Monsieur le ministre, je vous remercie pour le tableau que vous avez dressé. Le temps dont je dispose ne me permet pas de vous faire connaître les raisons de mon opposition à vos appréciations, aussi bien sur la Russie que sur la Chine. Je vais donc en rester à ce qui est, pour le groupe La France insoumise, le danger le plus imminent et le plus préoccupant, puisque nous sommes directement impliqués : la situation au Sahel. Je ne vais pas l'envisager dans toutes ses dimensions, mais me concentrer sur l'urgence.
Je ne partage pas votre enthousiasme pour l'accord d'Alger et la réunion de Kidal. L'accord d'Alger est rejeté par les autorités maliennes actuelles comme par les responsables de l'opposition, qui s'est exprimée dans les grands mouvements de mobilisation populaire qui ont été à l'origine du renversement du précédent Président de la République. Dans un contexte extrêmement instable, je m'alarme premièrement du risque d'élargissement de la zone. Certains de mes collègues y ont appelé. Pour ma part, je prévois surtout une extension des dangers et des menaces si nous ouvrons sans fin la zone dans laquelle les rapports de force militaires s'expriment aujourd'hui. Je fais référence à la forme prise par le G5.
Par ailleurs, un très grand nombre de manifestations populaires ont eu lieu, extrêmement denses et intenses, contre l'annonce par le maréchal-président Idriss Déby de sa candidature à un sixième mandat, après plus de trente ans de présidence. Nous savons ce qu'il en coûte de soutenir au-delà du raisonnable des gens qui ne sont plus soutenables. C'est précisément le cas du maréchal-président. En attendant, les derniers événements de samedi ont montré qu'il était entré dans une logique folle, et néanmoins conforme à ce qu'il est. La garde présidentielle, dirigée par son fils, a pris d'assaut le domicile de M. Dillo, l'un de ses opposants. Il en est résulté cinq morts, dont la mère de M. Dillo ainsi que son fils, pour ne rien dire des trois autres personnes qui méritent tout autant notre attention.
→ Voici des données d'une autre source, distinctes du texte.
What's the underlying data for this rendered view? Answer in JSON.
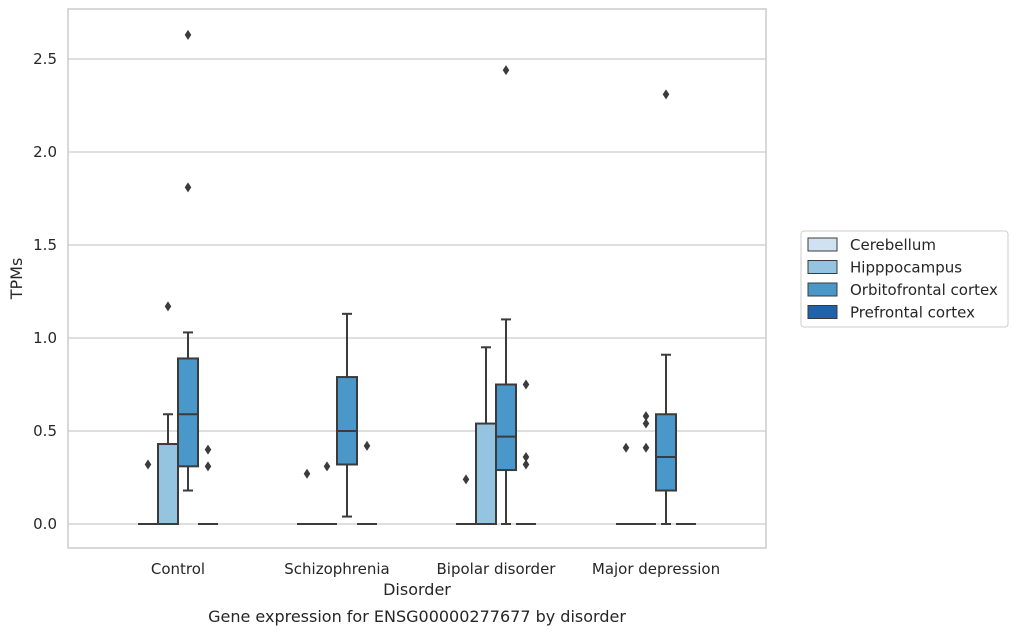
{
  "chart_data": {
    "type": "box",
    "title": "",
    "caption": "Gene expression for ENSG00000277677 by disorder",
    "xlabel": "Disorder",
    "ylabel": "TPMs",
    "ylim": [
      -0.13,
      2.77
    ],
    "yticks": [
      0.0,
      0.5,
      1.0,
      1.5,
      2.0,
      2.5
    ],
    "ytick_labels": [
      "0.0",
      "0.5",
      "1.0",
      "1.5",
      "2.0",
      "2.5"
    ],
    "grid": "horizontal",
    "legend_position": "right",
    "categories": [
      "Control",
      "Schizophrenia",
      "Bipolar disorder",
      "Major depression"
    ],
    "series": [
      {
        "name": "Cerebellum",
        "color": "#d0e1f2",
        "boxes": [
          {
            "category": "Control",
            "q1": 0,
            "median": 0,
            "q3": 0,
            "whisker_low": 0,
            "whisker_high": 0,
            "outliers": [
              0.32
            ]
          },
          {
            "category": "Schizophrenia",
            "q1": 0,
            "median": 0,
            "q3": 0,
            "whisker_low": 0,
            "whisker_high": 0,
            "outliers": [
              0.27
            ]
          },
          {
            "category": "Bipolar disorder",
            "q1": 0,
            "median": 0,
            "q3": 0,
            "whisker_low": 0,
            "whisker_high": 0,
            "outliers": [
              0.24
            ]
          },
          {
            "category": "Major depression",
            "q1": 0,
            "median": 0,
            "q3": 0,
            "whisker_low": 0,
            "whisker_high": 0,
            "outliers": [
              0.41
            ]
          }
        ]
      },
      {
        "name": "Hipppocampus",
        "color": "#94c4df",
        "boxes": [
          {
            "category": "Control",
            "q1": 0,
            "median": 0,
            "q3": 0.43,
            "whisker_low": 0,
            "whisker_high": 0.59,
            "outliers": [
              1.17
            ]
          },
          {
            "category": "Schizophrenia",
            "q1": 0,
            "median": 0,
            "q3": 0,
            "whisker_low": 0,
            "whisker_high": 0,
            "outliers": [
              0.31
            ]
          },
          {
            "category": "Bipolar disorder",
            "q1": 0,
            "median": 0,
            "q3": 0.54,
            "whisker_low": 0,
            "whisker_high": 0.95,
            "outliers": []
          },
          {
            "category": "Major depression",
            "q1": 0,
            "median": 0,
            "q3": 0,
            "whisker_low": 0,
            "whisker_high": 0,
            "outliers": [
              0.41,
              0.54,
              0.58
            ]
          }
        ]
      },
      {
        "name": "Orbitofrontal cortex",
        "color": "#4a98c9",
        "boxes": [
          {
            "category": "Control",
            "q1": 0.31,
            "median": 0.59,
            "q3": 0.89,
            "whisker_low": 0.18,
            "whisker_high": 1.03,
            "outliers": [
              1.81,
              2.63
            ]
          },
          {
            "category": "Schizophrenia",
            "q1": 0.32,
            "median": 0.5,
            "q3": 0.79,
            "whisker_low": 0.04,
            "whisker_high": 1.13,
            "outliers": []
          },
          {
            "category": "Bipolar disorder",
            "q1": 0.29,
            "median": 0.47,
            "q3": 0.75,
            "whisker_low": 0,
            "whisker_high": 1.1,
            "outliers": [
              2.44
            ]
          },
          {
            "category": "Major depression",
            "q1": 0.18,
            "median": 0.36,
            "q3": 0.59,
            "whisker_low": 0,
            "whisker_high": 0.91,
            "outliers": [
              2.31
            ]
          }
        ]
      },
      {
        "name": "Prefrontal cortex",
        "color": "#2163aa",
        "boxes": [
          {
            "category": "Control",
            "q1": 0,
            "median": 0,
            "q3": 0,
            "whisker_low": 0,
            "whisker_high": 0,
            "outliers": [
              0.31,
              0.4
            ]
          },
          {
            "category": "Schizophrenia",
            "q1": 0,
            "median": 0,
            "q3": 0,
            "whisker_low": 0,
            "whisker_high": 0,
            "outliers": [
              0.42
            ]
          },
          {
            "category": "Bipolar disorder",
            "q1": 0,
            "median": 0,
            "q3": 0,
            "whisker_low": 0,
            "whisker_high": 0,
            "outliers": [
              0.32,
              0.36,
              0.75
            ]
          },
          {
            "category": "Major depression",
            "q1": 0,
            "median": 0,
            "q3": 0,
            "whisker_low": 0,
            "whisker_high": 0,
            "outliers": []
          }
        ]
      }
    ]
  }
}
Dans ce contexte et compte tenu du danger que cela représente, le secrétaire général de l'ONU a fait connaître sa condamnation et sa préoccupation. Peut-être ai-je mal suivi, monsieur le ministre : la France a-t-elle dit quelque chose, et quoi ? Nous souhaitons vous entendre sur le sujet. M. Déby n'est pas facteur de stabilité, mais un facteur de déstabilisation dans la zone. Quelle sera notre attitude ? Monsieur le ministre, vous savez aussi bien que moi que l'opposition à laquelle il s'affronte n'est pas superficielle, qu'il ne s'agit pas simplement d'un règlement de compte ou d'une divergence politique ou politicienne, mais d'un remuement de fond de la société tchadienne. Que feront les Français ? Notre devoir est de multiplier les signes qui nous permettront d'être compris par le peuple tchadien plutôt que par M. Idriss Déby.
Enfin, je me joins à la demande qui a été faite concernant la politique de la France à l'égard des Rohingyas et de la population musulmane de Birmanie, réprimés, déportés et massacrés sans que la communauté internationale manifeste le même degré de préoccupation que pour des cas similaires dans d'autres pays.